Kiai Ma’ruf kemudian menjelaskan bahwa ulama yang membolehkan selalu melihat aspek ‘apa yang dilakukan dalam Maulid’, seperti disampaikan oleh al-Hafidz al-Suyuthi di dalam al-Hawi, Fatawa as-Suyuthi 1/727.


Dalam keterangan tersebut, al-Hafidz al-Suyuthi mengutarakan pendapatnya bahwa subtansi maulid yang berupa berkumpulnya banyak orang, membaca Al-Qur’an, membaca kisah-kisah Nabi Muhammad. Mulai diutusnya menjadi Rasul dan hal-hal yang terjadi saat kelahirannya yang terdiri dari tanda-tanda kenabian dilanjutkan suguhan hidangan untuk makan bersama kemudian selesai tanpa ada tambahan lagi.


“Maka hal ini tergolong bid’ah yang baik, yang pelakunya mendapatkan pahala karena ia mengagungkan derajat Nabi Muhammad saw, menampakkan rasa senang dan kebahagiaan dengan kelahirannya yang mulia,” jelas al-Hafidz al-Suyuthi sebagaimana dikutip Kiai Ma’ruf.


Kiai yang pernah nyantri di Ploso, Kediri, ini kemudian menyebutkan bahwa kegiatan berkumpul, menyampaikan hadits-hadits Nabi dan makan-makan sejatinya sudah diamalkan oleh para sahabat Rasulullah, hal ini sebagaimana yang ada dalam hadis riwayat Imam Muslim.

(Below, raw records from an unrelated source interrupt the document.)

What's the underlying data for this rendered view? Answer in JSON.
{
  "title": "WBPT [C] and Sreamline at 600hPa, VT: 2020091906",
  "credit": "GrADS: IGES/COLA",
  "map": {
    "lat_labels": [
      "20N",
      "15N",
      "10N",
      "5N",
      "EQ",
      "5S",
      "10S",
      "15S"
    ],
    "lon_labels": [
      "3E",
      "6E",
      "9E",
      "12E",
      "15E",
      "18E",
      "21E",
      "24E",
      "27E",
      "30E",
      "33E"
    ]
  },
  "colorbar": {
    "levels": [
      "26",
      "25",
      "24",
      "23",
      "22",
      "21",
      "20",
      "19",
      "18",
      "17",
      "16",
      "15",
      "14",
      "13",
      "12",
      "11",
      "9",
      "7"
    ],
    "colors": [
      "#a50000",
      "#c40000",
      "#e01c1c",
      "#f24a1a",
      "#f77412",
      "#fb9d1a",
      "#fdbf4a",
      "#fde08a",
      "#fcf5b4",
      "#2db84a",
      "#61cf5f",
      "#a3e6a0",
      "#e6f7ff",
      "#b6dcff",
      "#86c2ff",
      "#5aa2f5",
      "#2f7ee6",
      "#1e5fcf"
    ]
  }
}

“Abdullah bin Rabah berkata: ‘Kami bertamu ke Muawiyah bin Abi Sufyan. Di antara kami ada Abu Hurairah. Masing-masing kami membuat makanan sehari untuk para sahabat. Maka giliran saya, saya berkata: ‘Wahai Abu Hurairah, hari ini giliran saya’. Mereka datang ke tempat kami, namun makanan belum ada. Maka saya berkata: ‘Wahai Abu Hurairah, sudilah engkau menceritakan kepada kami dari Rasulullah saw hingga ada makanan untuk kami.’ Kemudian Abu Hurairah berkisah…” kutip Kiai Ma’ruf.


Di akhir, pengasuh Pesantren Raudlatul Ulum Suramadu ini menyatakan bahwa agar orang-orang yang merasa masih keberatan dengan istilah Maulid agar menganggap bahwa perayaan Maulid Nabi merupakan acara kumpul-kumpul dalam rangka menyampaikan hadits tentang akhlak Nabi.


“Supaya tidak keberatan dengan istilah Maulid, anggap saja kami sedang kumpul-kumpul menyampaikan hadis tentang akhlak Nabi, perjuangan Nabi, dan kisah kehidupan Nabi seperti dilakukan para sahabat yang mendengarkan 'pengajian' dari Abu Hurairah di atas. “Simpel saja sebenarnya,” pungkas Kiai Ma’ruf.